Hdu1010 search + pruning

Tempter of the bone

Time Limit: 2000/1000 MS (Java/others) memory limit: 65536/32768 K (Java/Others)
Total submission (s): 42078 accepted submission (s): 11382


Problem descriptionthe doggie found a bone in an alert ent maze, which fascinated him a lot. however, when he picked it up, the maze began to shake, and the doggie cocould feel the ground sinking. he realized that the bone was a trap, and he tried desperately to get out of this maze.

The maze was a rectangle with sizes N by M. there was a door in the maze. at the beginning, the door was closed and it wocould open at the T-th second for a short period of time (less than 1 second ). therefore the doggie had to arrive at the door on exactly
T-th second. in every second, he cocould move one block to one of the upper, lower, left and right neighboring blocks. once he entered a block, the ground of this block wocould start to sink and disappear in the next second. he cocould not stay at one block
More than one second, nor cocould he move into a visited Block. Can the Poor doggie keep ve? Please help him.

Inputthe input consists of multiple test cases. the first line of each test case contains three integers n, m, and T (1 <n, m <7; 0 <t <50 ), which denote the sizes of the maze and the time at which the door will open, respectively. the next n lines give
Maze layout, with each line containing M characters. A character is one of the following:

'X': a block of wall, which the doggie cannot enter;
'S ': the start point of the doggie;
'D': the door; or
'.': An empty block.

The input is terminated with three 0's. This test case is not to be processed.

Outputfor each test case, print in one line "yes" if the doggie can have ve, or "no" otherwise.

Sample Input

4 4 5 s.x... X... XD... 3 4 5 s.x... X... d 0 0 0

Sample output

No Yes

This question needs to be explained. I have never heard of parity pruning before.
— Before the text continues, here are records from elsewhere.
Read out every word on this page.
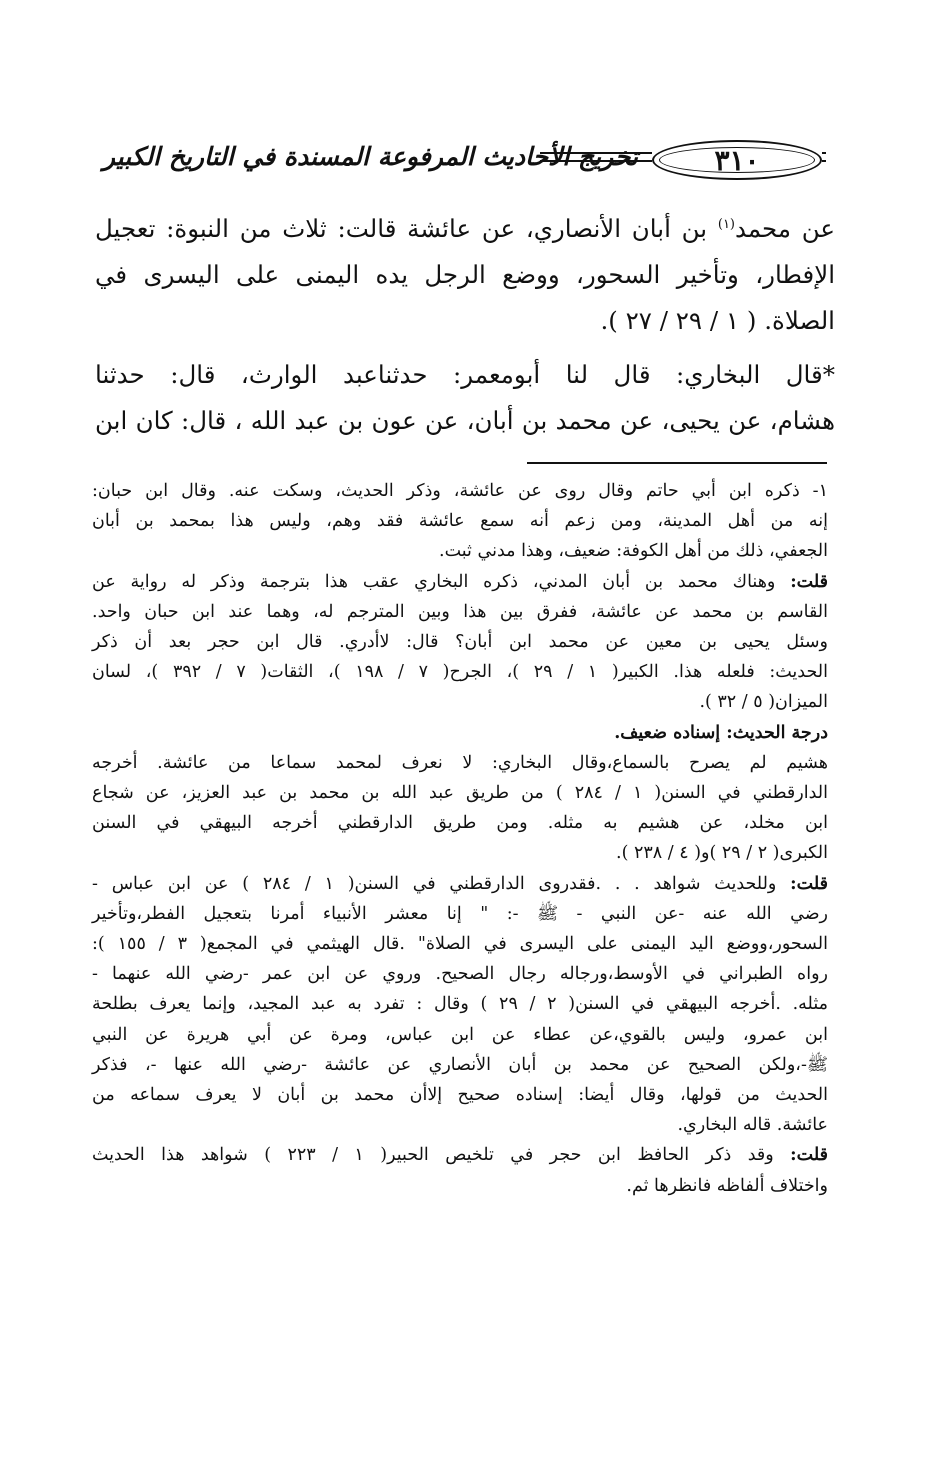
تخريج الأحاديث المرفوعة المسندة في التاريخ الكبير	٣١٠

عن محمد$^{(١)}$ بن أبان الأنصاري، عن عائشة قالت: ثلاث من النبوة: تعجيل
الإفطار، وتأخير السحور، ووضع الرجل يده اليمنى على اليسرى في
الصلاة. ( ١ / ٢٩ / ٢٧ ).

*قال البخاري: قال لنا أبومعمر: حدثناعبد الوارث، قال: حدثنا
هشام، عن يحيى، عن محمد بن أبان، عن عون بن عبد الله ، قال: كان ابن

١- ذكره ابن أبي حاتم وقال روى عن عائشة، وذكر الحديث، وسكت عنه. وقال ابن حبان:
إنه من أهل المدينة، ومن زعم أنه سمع عائشة فقد وهم، وليس هذا بمحمد بن أبان
الجعفي، ذلك من أهل الكوفة: ضعيف، وهذا مدني ثبت.
قلت: وهناك محمد بن أبان المدني، ذكره البخاري عقب هذا بترجمة وذكر له رواية عن
القاسم بن محمد عن عائشة، ففرق بين هذا وبين المترجم له، وهما عند ابن حبان واحد.
وسئل يحيى بن معين عن محمد ابن أبان؟ قال: لاأدري. قال ابن حجر بعد أن ذكر
الحديث: فلعله هذا. الكبير( ١ / ٢٩ )، الجرح( ٧ / ١٩٨ )، الثقات( ٧ / ٣٩٢ )، لسان
الميزان( ٥ / ٣٢ ).
درجة الحديث: إسناده ضعيف.
هشيم لم يصرح بالسماع،وقال البخاري: لا نعرف لمحمد سماعا من عائشة. أخرجه
الدارقطني في السنن( ١ / ٢٨٤ ) من طريق عبد الله بن محمد بن عبد العزيز، عن شجاع
ابن مخلد، عن هشيم به مثله. ومن طريق الدارقطني أخرجه البيهقي في السنن
الكبرى( ٢ / ٢٩ )و( ٤ / ٢٣٨ ).
قلت: وللحديث شواهد . . .فقدروى الدارقطني في السنن( ١ / ٢٨٤ ) عن ابن عباس -
رضي الله عنه -عن النبي - ﷺ -: " إنا معشر الأنبياء أمرنا بتعجيل الفطر،وتأخير
السحور،ووضع اليد اليمنى على اليسرى في الصلاة" .قال الهيثمي في المجمع( ٣ / ١٥٥ ):
رواه الطبراني في الأوسط،ورجاله رجال الصحيح. وروي عن ابن عمر -رضي الله عنهما -
مثله. .أخرجه البيهقي في السنن( ٢ / ٢٩ ) وقال : تفرد به عبد المجيد، وإنما يعرف بطلحة
ابن عمرو، وليس بالقوي،عن عطاء عن ابن عباس، ومرة عن أبي هريرة عن النبي
ﷺ-،ولكن الصحيح عن محمد بن أبان الأنصاري عن عائشة -رضي الله عنها -، فذكر
الحديث من قولها، وقال أيضا: إسناده صحيح إلاأن محمد بن أبان لا يعرف سماعه من
عائشة. قاله البخاري.
قلت: وقد ذكر الحافظ ابن حجر في تلخيص الحبير( ١ / ٢٢٣ ) شواهد هذا الحديث
واختلاف ألفاظه فانظرها ثم.
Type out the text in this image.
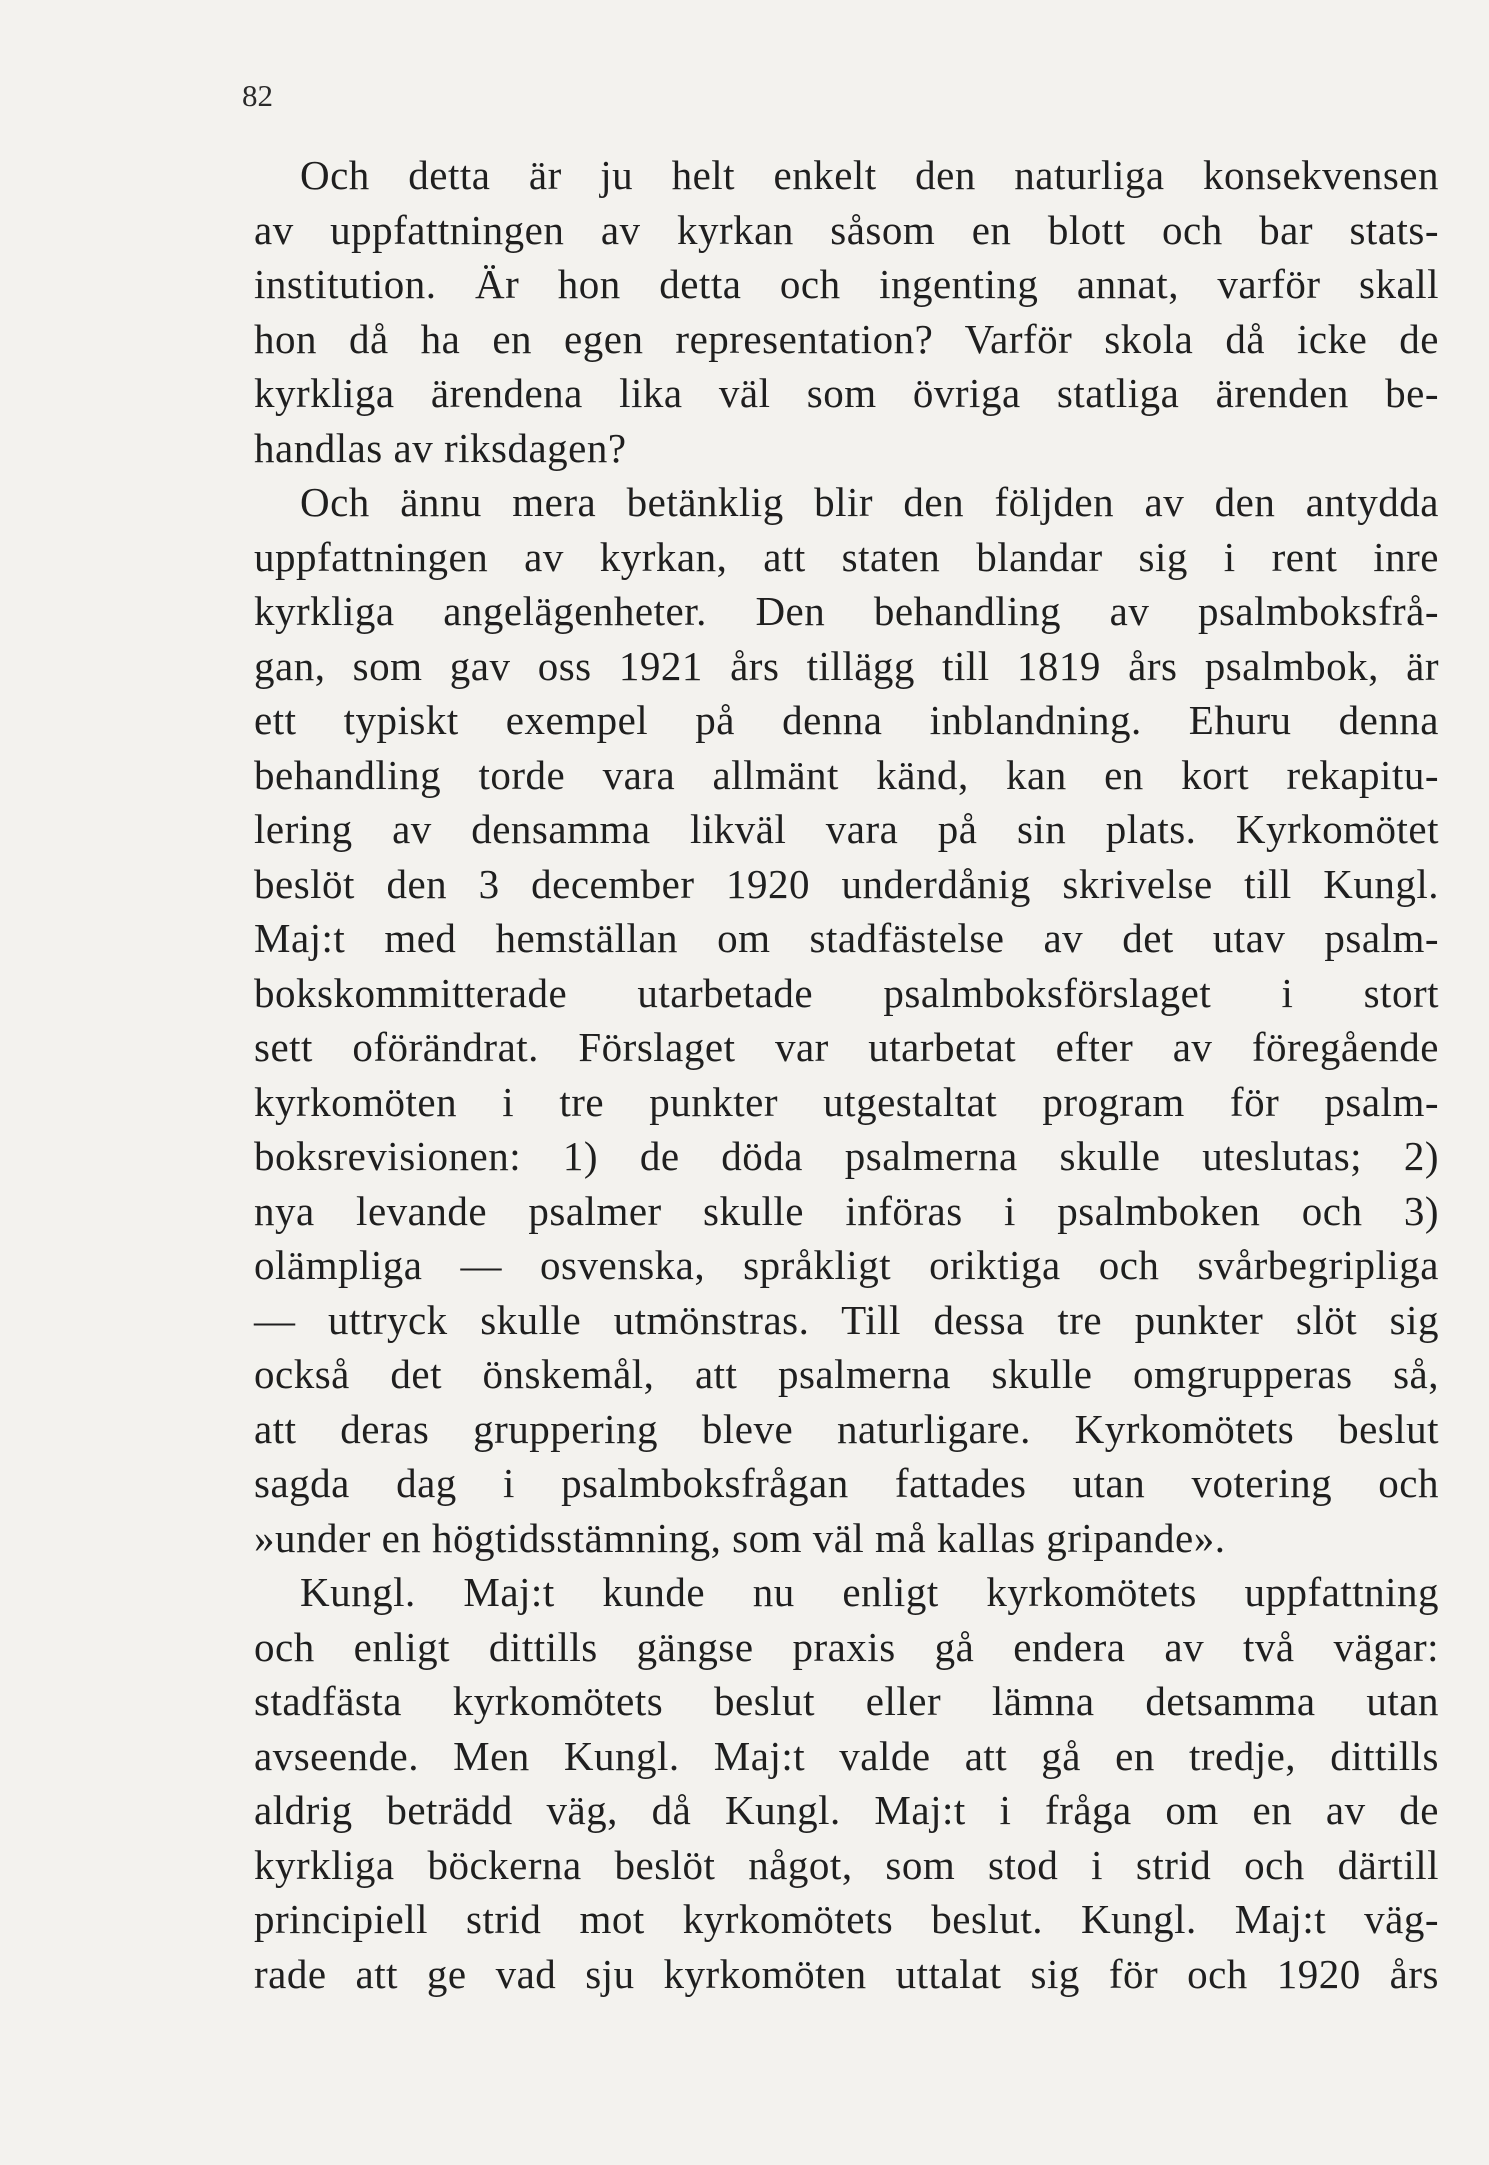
82
Och detta är ju helt enkelt den naturliga konsekvensen
av uppfattningen av kyrkan såsom en blott och bar stats-
institution. Är hon detta och ingenting annat, varför skall
hon då ha en egen representation? Varför skola då icke de
kyrkliga ärendena lika väl som övriga statliga ärenden be-
handlas av riksdagen?
Och ännu mera betänklig blir den följden av den antydda
uppfattningen av kyrkan, att staten blandar sig i rent inre
kyrkliga angelägenheter. Den behandling av psalmboksfrå-
gan, som gav oss 1921 års tillägg till 1819 års psalmbok, är
ett typiskt exempel på denna inblandning. Ehuru denna
behandling torde vara allmänt känd, kan en kort rekapitu-
lering av densamma likväl vara på sin plats. Kyrkomötet
beslöt den 3 december 1920 underdånig skrivelse till Kungl.
Maj:t med hemställan om stadfästelse av det utav psalm-
bokskommitterade utarbetade psalmboksförslaget i stort
sett oförändrat. Förslaget var utarbetat efter av föregående
kyrkomöten i tre punkter utgestaltat program för psalm-
boksrevisionen: 1) de döda psalmerna skulle uteslutas; 2)
nya levande psalmer skulle införas i psalmboken och 3)
olämpliga — osvenska, språkligt oriktiga och svårbegripliga
— uttryck skulle utmönstras. Till dessa tre punkter slöt sig
också det önskemål, att psalmerna skulle omgrupperas så,
att deras gruppering bleve naturligare. Kyrkomötets beslut
sagda dag i psalmboksfrågan fattades utan votering och
»under en högtidsstämning, som väl må kallas gripande».
Kungl. Maj:t kunde nu enligt kyrkomötets uppfattning
och enligt dittills gängse praxis gå endera av två vägar:
stadfästa kyrkomötets beslut eller lämna detsamma utan
avseende. Men Kungl. Maj:t valde att gå en tredje, dittills
aldrig beträdd väg, då Kungl. Maj:t i fråga om en av de
kyrkliga böckerna beslöt något, som stod i strid och därtill
principiell strid mot kyrkomötets beslut. Kungl. Maj:t väg-
rade att ge vad sju kyrkomöten uttalat sig för och 1920 års
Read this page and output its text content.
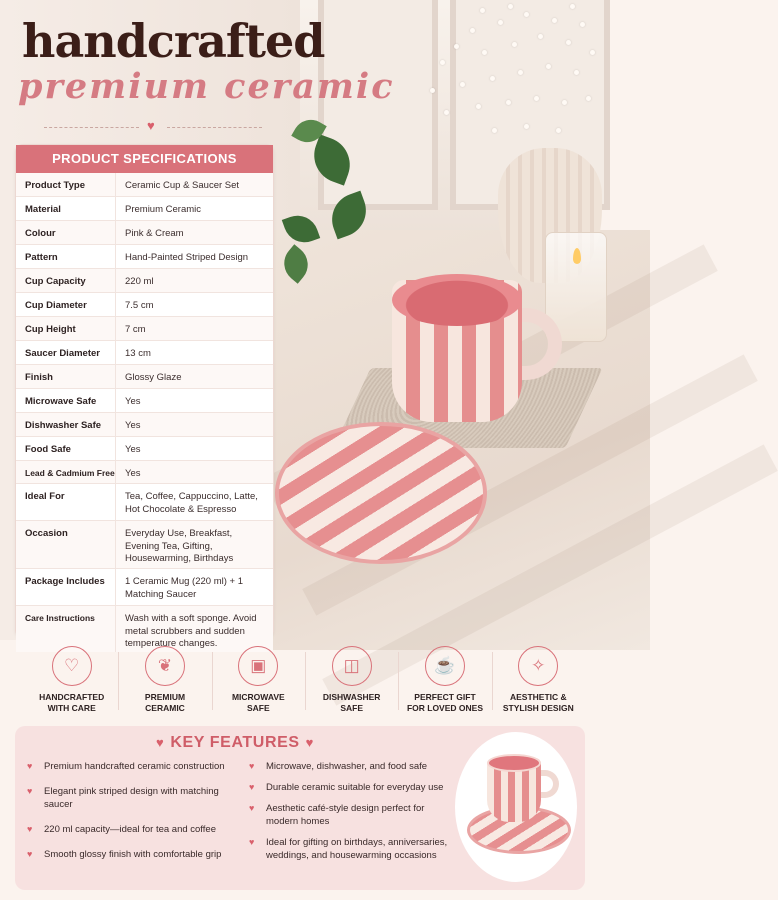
handcrafted
premium ceramic
♥
PRODUCT SPECIFICATIONS
Product Type	Ceramic Cup & Saucer Set
Material	Premium Ceramic
Colour	Pink & Cream
Pattern	Hand-Painted Striped Design
Cup Capacity	220 ml
Cup Diameter	7.5 cm
Cup Height	7 cm
Saucer Diameter	13 cm
Finish	Glossy Glaze
Microwave Safe	Yes
Dishwasher Safe	Yes
Food Safe	Yes
Lead & Cadmium Free	Yes
Ideal For	Tea, Coffee, Cappuccino, Latte, Hot Chocolate & Espresso
Occasion	Everyday Use, Breakfast, Evening Tea, Gifting, Housewarming, Birthdays
Package Includes	1 Ceramic Mug (220 ml) + 1 Matching Saucer
Care Instructions	Wash with a soft sponge. Avoid metal scrubbers and sudden temperature changes.
♡
HANDCRAFTED
WITH CARE
❦
PREMIUM
CERAMIC
▣
MICROWAVE
SAFE
◫
DISHWASHER
SAFE
☕
PERFECT GIFT
FOR LOVED ONES
✧
AESTHETIC &
STYLISH DESIGN
♥ KEY FEATURES ♥
♥ Premium handcrafted ceramic construction
♥ Elegant pink striped design with matching saucer
♥ 220 ml capacity—ideal for tea and coffee
♥ Smooth glossy finish with comfortable grip
♥ Microwave, dishwasher, and food safe
♥ Durable ceramic suitable for everyday use
♥ Aesthetic café-style design perfect for modern homes
♥ Ideal for gifting on birthdays, anniversaries, weddings, and housewarming occasions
All kinds of attention,

DFS uses the Backtracking framework for # include <iostream>
# Include <cmath>
Using namespace STD;
Int n, m, T;

Int time_used;

Char map [7] [7];
Int dirx [4] = {-1, 0, 1, 0 };
Int diry [4] = {0, 0,-1 };
Int Sx, Sy;
Int ex, ey;
Bool flag;
Int count;

Void DFS (int x, int y)
{
Int XX, YY;
If (FLAG)
Return;
If (x = ex & Y = ey) & (time_used = t) // exit when conditions are met
{
Flag = true;
Return;
}
If (T-time_used) % 2! = (ABS (X-Ex) + ABS (Y-ey) % 2) // parity Reduction Method
Return;
If (ABS (X-Ex) + ABS (Y-ey)> T-time_used) // the shortest time from the current point to the end is longer than the remaining time
Return;

For (INT I = 0; I <4; I ++) // expands to four directions
{
Xx = x + dirx [I];
YY = Y + diry [I];
If (XX> = 0) & (XX <n) & (yy> = 0) & (yy <m) & map [XX] [YY]! = 'X ')
{

Map [x] [Y] = 'X ';
Time_used ++;
DFS (XX, YY );
Time_used --;
Map [x] [Y] = '.';

}
}
}

Int main ()
{

While (CIN> N> m> T)
{
If (! N &&! M &&! T)
Break;
Count = 0;
For (INT I = 0; I <n; I ++)
{
For (Int J = 0; j <m; j ++)
{
Cin> map [I] [J];
If (Map [I] [J] ='s ')
{
SX = I;
Sy = J;
}
If (Map [I] [J] = 'D ')
{
Ex = I;
Ey = J;
}
Else if (Map [I] [J] = '.')
{
Count ++;
}
}

}
If (count + 1 <t) // if the total number of available steps is less than the given time
{
Cout <"no" <Endl;
Continue;
}
Time_used = 0;
Flag = false;
DFS (sx, Sy );
If (flag = true)
Cout <"yes" <Endl;
Else
Cout <"no" <Endl;

}
Return 0;
}

Extension: parity pruning is a special trick in Data Structure search. Assume that the starting point is (sx, Sy) and the ending point is (ex, ey). The given t step is just the end point,

S
|
|
|
+	-	-	-	E

("|" Vertical, "-" horizontal, "+" turns), E-certificate ABS (ex-SX) + ABS (ey-sy) in any situation for this question, the minimum number of steps from the start point to the end point. Record the step. Step 1 = 8;

S	-	-	-
	-	-	+
|	+
|
+	-	-	-	E

For example, if the path is not the shortest path, step2 = 14; step2-step1 = 6, the offset path is 6, even (easy to prove, if T-[ABS (ex-SX) + ABS (ey-sy)] is not an even number (odd number), it cannot arrive exactly in step t; return, false; the opposite is true.